Cause 3 — Incomplete KYC on the ordering customer: FATF wire transfer rules (Recommendation 16) require that the sender's full legal name, address, and account number travel with the payment. Some smaller originating banks send improperly formatted field 50 data. The intermediary detects this and holds pending additional information.

Cause 4 — Correspondent account cut-off or liquidity: less common, but some intermediaries have intraday liquidity management rules that queue large payments for the next RTGS cycle. This typically resolves within 4–8 hours and does not require intervention.

Cause 5 — Freeze order or legal hold: if the intermediary has received a law-enforcement freeze order (restraining order, court injunction, or asset freeze) targeting the beneficiary or the sender, the funds are legally held until the order is lifted or challenged. Your sender bank will receive a notice; you should engage a lawyer if this applies to you.

What to do: (1) Track on Ohmyfin — confirm the ACSP status and identify the intermediary BIC. (2) Email your sender bank with the UETR and the intermediary's BIC and ask them to contact that bank's payments operations team for a status. (3) Ask the sender bank to send an MT195 inquiry if they have not already. (4) Provide any additional KYC documents the intermediary requests — transaction purpose, source of funds letter, beneficiary corporate documents — through your sender bank. (5) For holds exceeding 10 business days with no communication, escalate to your national regulator.

Key takeaways

Frequently asked questions

How long can an intermediary bank legally hold a SWIFT payment?

There is no fixed international maximum, but under GPI rules the intermediary must update the tracker within 24 hours. US OFAC guidance gives banks 10 business days to process a OFAC-matched item before they must act (block, reject, or release). EU sanctions law requires banks to act "without delay". In practice, most holds resolve within 3–7 business days.

Can I contact the intermediary bank directly?

As an end customer, you typically cannot — you do not have a banking relationship with the intermediary. The sender bank is your point of escalation. However, if you are a corporate customer and the intermediary holds is a major bank you have a relationship with, a direct call to their payments operations desk can accelerate things.

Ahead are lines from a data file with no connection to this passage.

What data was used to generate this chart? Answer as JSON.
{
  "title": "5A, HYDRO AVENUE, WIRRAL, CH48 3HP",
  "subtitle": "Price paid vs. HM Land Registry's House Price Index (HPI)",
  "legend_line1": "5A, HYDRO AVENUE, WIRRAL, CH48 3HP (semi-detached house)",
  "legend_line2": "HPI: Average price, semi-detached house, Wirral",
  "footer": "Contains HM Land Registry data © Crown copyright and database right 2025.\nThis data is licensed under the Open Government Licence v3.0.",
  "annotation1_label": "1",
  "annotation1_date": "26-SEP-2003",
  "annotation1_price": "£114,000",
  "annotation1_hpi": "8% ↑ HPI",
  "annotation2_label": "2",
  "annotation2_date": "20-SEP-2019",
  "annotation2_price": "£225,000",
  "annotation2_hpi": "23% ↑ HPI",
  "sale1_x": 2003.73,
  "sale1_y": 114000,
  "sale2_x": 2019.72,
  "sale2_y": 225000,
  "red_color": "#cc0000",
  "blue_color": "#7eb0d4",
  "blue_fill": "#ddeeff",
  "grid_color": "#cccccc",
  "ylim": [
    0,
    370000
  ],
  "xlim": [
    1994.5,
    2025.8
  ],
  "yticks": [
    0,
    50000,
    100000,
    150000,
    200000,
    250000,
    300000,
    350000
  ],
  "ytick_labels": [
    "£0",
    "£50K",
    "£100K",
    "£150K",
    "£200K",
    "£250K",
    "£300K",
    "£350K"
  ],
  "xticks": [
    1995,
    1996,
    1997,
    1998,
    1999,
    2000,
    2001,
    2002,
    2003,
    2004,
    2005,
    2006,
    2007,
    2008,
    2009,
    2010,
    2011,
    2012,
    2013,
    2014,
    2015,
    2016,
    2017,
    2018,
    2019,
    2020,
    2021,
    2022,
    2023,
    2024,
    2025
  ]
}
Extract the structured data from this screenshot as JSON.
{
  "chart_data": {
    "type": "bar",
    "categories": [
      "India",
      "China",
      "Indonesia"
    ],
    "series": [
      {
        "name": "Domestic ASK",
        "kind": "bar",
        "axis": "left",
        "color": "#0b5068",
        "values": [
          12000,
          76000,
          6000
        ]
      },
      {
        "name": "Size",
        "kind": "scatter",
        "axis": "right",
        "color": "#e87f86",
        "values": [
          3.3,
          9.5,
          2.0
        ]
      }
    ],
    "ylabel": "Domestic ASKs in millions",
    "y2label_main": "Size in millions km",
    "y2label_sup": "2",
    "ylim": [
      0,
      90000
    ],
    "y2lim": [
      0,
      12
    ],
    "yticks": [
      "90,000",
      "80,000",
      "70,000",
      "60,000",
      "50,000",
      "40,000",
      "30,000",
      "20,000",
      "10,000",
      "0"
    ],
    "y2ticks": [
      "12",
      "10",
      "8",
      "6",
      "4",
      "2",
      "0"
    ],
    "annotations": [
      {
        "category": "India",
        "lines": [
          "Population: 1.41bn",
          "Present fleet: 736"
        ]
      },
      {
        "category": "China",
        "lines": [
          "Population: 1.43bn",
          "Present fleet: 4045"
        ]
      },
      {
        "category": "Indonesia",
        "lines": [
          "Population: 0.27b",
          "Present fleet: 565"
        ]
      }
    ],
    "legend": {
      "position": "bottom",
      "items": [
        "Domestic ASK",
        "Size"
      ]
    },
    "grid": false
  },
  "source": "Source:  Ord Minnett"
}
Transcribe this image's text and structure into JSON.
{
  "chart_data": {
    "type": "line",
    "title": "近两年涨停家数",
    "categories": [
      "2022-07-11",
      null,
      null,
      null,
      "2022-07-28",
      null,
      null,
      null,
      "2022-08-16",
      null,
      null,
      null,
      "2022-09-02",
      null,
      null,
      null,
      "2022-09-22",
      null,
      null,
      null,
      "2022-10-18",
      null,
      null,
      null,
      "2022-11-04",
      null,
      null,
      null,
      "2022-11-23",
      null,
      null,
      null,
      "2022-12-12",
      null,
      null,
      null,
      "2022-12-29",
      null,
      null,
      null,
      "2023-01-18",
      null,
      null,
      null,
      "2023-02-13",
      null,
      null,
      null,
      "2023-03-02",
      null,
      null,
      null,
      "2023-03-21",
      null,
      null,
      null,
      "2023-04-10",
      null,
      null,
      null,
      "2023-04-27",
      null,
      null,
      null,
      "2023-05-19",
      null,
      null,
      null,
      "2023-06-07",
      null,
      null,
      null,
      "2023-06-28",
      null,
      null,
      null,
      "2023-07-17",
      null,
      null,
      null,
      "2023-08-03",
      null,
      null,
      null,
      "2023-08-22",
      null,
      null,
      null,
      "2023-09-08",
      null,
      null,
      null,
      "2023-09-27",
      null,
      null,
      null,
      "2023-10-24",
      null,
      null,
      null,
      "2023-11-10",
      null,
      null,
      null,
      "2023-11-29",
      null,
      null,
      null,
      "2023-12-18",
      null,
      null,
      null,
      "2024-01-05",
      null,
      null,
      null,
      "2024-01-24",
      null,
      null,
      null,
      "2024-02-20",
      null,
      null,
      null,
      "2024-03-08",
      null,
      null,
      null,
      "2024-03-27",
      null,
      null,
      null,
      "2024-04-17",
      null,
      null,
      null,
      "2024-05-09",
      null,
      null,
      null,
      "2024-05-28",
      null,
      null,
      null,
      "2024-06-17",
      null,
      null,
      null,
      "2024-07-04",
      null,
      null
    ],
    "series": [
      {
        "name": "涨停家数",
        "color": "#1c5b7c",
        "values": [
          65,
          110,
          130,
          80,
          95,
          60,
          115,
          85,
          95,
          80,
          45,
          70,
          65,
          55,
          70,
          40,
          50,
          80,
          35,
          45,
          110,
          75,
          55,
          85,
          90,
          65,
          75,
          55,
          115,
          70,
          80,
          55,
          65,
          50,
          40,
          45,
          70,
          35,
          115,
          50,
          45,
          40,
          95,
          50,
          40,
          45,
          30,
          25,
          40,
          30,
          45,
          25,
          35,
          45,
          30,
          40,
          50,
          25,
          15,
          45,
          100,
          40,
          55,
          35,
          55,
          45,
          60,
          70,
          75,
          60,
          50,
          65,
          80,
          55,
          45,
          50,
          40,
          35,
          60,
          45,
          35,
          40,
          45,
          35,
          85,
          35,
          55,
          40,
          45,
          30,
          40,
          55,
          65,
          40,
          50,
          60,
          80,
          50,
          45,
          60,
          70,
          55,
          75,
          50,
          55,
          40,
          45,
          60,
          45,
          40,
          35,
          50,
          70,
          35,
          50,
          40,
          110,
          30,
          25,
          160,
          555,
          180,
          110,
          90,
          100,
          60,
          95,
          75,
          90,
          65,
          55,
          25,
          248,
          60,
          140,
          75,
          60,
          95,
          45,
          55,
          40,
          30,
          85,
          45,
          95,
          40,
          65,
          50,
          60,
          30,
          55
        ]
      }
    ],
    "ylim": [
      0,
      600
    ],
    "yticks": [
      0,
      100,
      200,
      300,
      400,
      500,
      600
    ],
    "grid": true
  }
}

Will I lose any money if the payment was held and then returned?

The intermediary may deduct a handling fee (typically USD 15–50) before returning the funds. Your sender bank may also charge a recall fee. The bulk of the money is returned.

Is my payment safe while held at an intermediary?

Yes. Regulated banks hold payment funds in segregated nostro accounts. The funds are not at risk of bank insolvency in the same way as retail deposits. If the intermediary bank fails while holding your wire (extremely rare), the funds are typically returned to the sender bank in insolvency proceedings.